Art, Travel, Empires
- Some of the most important debates in the study of Orientalist visual culture have taken place around major exhibitions of painting and photography. Choose two exhibitions and analyse how each distinctively contributes to our understanding of Orientalist visual culture. Analyse the range of work included in each exhibition and evaluate their stated curatorial premises. Where possible take into consideration reviews and academic responses to these exhibitions. What are the strengths and limitations of each?
- Is it fair to describe Eugène Delacroix as the first ethnographic artist to work in North Africa? How much weight should be given to his desire to document a foreign way of life when evaluating the work he produced during and after his trip of 1832? Be sure to consider Delacroix’s watercolours as well as at least three major canvases in your reply.
3.
“When the Oriental artists and intellectuals speak and begin shaping the terms of the debate, the Orient as represented by the West sheds its homogeneity, timelessness and passivity, and becomes nuanced and complicated. It can no longer fit the frozen categories.” (Zeynep Çelik)
Analyse how the inclusion of North African and Ottoman artists and patrons can ‘nuance’ and ‘complicate’ our understanding of Orientalist visual culture. In considering this issue analyse at least four works of art by European, North African and Ottoman artists and address their distinctive treatment of subject matter and style.
“The degree of realism (or lack of it) in individual Orientalist images can hardly be discussed without some attempt to clarify whose reality we are talking about.” (Linda Nochlin)
Consider the validity of this statement by analysing selected works by nineteenth-century Realist Orientalists. Address Linda Nochlin’s analysis as well as recent shifts in the study of Orientalist realism. (You might choose to consider the work of Jean-Léon Gérôme, John Frederick Lewis, William Holman Hunt, or Osman Hamdi Bey).
- Analyse the various ways in which Western women’s Orientalism reaffirmed and/or challenged gender categories and Orientalist tropes. Compare the different responses of two or three women Orientalists focusing on the analysis of specific works of art and their critical reception.
- Gail Ching Liang Low states that for the Western Orientalist “the primary attract of cross-cultural dress is . . . the promise of ‘transgressive’ pleasure without the penalties of actual change.” Consider the validity of Low’s statement through the discussion of a few key examples of cross-cultural dressing (for example Richard Burton, T. E. Lawrence, Isabelle Eberhardt, Etienne Dinet, Lady Mary Wortley Montagu). What was the significance of cross-cultural dressing as an Orientalist strategy?
I now abandon work. It penetrates me so deeply and so gently into me, I feel it and it gives me confidence in myself without effort. Colour possesses me. I don’t have to pursue it. It will possess me always, I know it. That is the meaning of this happy hour: colour and I are one. I am a painter.

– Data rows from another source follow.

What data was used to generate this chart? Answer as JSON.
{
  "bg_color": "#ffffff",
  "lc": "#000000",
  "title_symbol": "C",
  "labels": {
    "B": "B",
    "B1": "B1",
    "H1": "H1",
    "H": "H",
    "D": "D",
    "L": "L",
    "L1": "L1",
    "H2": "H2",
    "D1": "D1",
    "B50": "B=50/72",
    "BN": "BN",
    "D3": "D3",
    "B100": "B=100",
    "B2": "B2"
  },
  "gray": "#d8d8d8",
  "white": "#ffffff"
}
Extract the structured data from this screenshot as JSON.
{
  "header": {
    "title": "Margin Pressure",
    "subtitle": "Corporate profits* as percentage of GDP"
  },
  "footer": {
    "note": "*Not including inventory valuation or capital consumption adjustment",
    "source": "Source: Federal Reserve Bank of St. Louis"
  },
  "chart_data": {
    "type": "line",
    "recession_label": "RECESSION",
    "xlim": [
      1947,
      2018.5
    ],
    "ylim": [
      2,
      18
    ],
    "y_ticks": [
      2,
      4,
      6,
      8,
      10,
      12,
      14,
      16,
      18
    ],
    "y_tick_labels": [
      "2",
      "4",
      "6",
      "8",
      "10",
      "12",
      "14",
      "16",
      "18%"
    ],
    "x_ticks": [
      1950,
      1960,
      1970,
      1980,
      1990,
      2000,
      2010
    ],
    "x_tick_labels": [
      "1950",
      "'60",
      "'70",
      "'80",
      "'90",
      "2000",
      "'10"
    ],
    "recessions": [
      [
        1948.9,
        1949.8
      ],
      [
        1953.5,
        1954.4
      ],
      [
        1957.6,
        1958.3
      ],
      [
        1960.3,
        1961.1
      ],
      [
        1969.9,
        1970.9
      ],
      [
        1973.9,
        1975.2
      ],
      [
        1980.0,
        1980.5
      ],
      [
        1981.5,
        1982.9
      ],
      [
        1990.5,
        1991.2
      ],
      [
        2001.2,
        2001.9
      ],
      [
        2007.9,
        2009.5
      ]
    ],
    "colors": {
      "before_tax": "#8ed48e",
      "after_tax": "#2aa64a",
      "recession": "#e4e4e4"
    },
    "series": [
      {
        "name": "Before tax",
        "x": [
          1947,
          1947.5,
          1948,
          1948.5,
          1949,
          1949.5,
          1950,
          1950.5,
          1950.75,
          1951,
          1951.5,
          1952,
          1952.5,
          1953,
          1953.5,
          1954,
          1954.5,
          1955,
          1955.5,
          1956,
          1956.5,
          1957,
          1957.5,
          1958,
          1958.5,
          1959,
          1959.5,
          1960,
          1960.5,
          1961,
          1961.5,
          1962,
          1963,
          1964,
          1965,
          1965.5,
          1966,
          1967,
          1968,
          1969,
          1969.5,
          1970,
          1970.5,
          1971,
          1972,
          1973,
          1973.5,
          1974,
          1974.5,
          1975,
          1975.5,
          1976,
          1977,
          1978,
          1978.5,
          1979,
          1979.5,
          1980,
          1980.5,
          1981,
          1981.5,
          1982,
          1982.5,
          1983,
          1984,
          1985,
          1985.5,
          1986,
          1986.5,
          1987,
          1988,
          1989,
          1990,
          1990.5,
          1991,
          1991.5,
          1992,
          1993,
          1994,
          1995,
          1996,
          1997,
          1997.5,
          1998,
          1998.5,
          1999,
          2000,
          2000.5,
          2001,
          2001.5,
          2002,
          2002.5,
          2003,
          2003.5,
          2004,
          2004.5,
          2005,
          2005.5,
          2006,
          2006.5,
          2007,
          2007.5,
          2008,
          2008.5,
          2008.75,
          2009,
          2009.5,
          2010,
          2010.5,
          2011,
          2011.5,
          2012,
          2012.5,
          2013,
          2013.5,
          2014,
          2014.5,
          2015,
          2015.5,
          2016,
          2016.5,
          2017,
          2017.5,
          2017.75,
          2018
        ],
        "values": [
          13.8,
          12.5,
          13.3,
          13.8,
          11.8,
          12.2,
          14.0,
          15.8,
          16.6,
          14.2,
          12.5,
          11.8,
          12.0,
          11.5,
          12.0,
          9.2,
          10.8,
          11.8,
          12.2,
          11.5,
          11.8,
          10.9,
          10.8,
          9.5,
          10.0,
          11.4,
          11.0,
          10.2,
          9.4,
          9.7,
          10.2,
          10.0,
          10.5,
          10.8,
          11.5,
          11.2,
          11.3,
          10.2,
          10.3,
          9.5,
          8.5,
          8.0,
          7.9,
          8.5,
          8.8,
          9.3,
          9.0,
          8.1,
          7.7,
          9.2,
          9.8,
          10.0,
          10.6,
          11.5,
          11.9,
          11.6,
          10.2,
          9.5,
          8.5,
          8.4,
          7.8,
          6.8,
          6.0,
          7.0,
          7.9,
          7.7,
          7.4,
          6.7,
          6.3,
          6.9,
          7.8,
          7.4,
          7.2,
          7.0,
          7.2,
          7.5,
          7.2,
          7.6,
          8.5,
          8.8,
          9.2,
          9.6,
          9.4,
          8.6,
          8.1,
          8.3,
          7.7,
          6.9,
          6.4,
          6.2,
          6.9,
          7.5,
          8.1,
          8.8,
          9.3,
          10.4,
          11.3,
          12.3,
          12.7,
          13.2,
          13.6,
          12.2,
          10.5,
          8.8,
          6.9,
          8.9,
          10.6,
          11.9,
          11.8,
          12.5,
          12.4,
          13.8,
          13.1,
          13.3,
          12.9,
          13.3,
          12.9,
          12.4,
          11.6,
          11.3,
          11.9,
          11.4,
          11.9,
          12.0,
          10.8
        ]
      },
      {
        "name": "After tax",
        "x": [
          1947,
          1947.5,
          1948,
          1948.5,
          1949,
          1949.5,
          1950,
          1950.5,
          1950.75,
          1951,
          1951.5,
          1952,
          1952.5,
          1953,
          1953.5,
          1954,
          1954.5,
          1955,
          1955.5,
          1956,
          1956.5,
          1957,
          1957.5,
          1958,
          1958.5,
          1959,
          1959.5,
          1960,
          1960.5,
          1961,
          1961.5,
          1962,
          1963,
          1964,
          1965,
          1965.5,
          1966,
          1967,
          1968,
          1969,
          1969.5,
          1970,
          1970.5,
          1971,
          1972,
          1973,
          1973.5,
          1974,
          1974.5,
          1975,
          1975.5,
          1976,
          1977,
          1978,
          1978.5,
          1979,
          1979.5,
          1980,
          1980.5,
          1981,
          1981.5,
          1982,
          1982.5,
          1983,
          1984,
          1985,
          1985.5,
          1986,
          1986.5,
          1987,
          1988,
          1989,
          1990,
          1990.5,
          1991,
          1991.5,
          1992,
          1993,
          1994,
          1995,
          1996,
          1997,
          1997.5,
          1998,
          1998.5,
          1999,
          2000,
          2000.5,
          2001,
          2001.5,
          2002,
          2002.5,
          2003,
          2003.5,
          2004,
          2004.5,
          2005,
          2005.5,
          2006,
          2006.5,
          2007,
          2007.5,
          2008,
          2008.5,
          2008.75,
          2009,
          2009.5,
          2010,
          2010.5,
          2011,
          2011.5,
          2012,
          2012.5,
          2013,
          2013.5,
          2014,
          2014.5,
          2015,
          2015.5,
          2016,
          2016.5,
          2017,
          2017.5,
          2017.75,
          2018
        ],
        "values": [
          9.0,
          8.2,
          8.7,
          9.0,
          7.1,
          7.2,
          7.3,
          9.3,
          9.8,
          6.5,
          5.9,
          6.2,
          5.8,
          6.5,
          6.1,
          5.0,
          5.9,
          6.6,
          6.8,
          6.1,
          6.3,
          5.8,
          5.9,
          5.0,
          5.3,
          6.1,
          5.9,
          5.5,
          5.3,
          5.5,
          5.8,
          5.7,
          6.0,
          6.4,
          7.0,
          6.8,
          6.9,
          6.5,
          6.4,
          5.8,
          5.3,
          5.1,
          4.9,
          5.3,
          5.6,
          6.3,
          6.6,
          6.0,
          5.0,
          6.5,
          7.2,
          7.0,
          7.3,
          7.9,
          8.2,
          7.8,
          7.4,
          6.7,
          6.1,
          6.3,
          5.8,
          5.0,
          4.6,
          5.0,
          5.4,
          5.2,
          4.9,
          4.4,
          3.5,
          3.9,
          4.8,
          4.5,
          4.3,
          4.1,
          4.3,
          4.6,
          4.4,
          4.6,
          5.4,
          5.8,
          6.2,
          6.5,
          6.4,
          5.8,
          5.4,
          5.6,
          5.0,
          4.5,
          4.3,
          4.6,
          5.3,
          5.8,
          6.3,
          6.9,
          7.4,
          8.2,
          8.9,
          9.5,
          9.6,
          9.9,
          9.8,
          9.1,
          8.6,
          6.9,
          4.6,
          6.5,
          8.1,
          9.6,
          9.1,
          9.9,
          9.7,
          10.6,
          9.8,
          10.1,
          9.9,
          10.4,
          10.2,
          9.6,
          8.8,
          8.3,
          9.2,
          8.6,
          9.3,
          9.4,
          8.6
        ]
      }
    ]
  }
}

– Diary of Paul Klee, Kairouan, Tunisia, 1914
Considering the case of at least one of the artists Pierre-Auguste Renoir, Henri Matisse, Wassily Kandinsky, or Paul Klee, analyse their version of the experience of travel to North Africa. Does the fact that their artwork is often described as “modernist” mean their work is any less Orientalist than that of J.-L. Gérôme or J. F. Lewis?
PLEASE NOTE:
Your essay should clearly and articulately develop an argument to answer the set question. For the correct form of presentation for footnotes, endnotes, bibliography and illustrations consult the Department’s Guide to Essay writing (on the Art History department website). Your essay should demonstrate skills in both visual analysis and historical research. The essay is due on Tuesday 16h May 2017 before 5pm, and must be submitted electronically via Turnitin on the Learning Management System.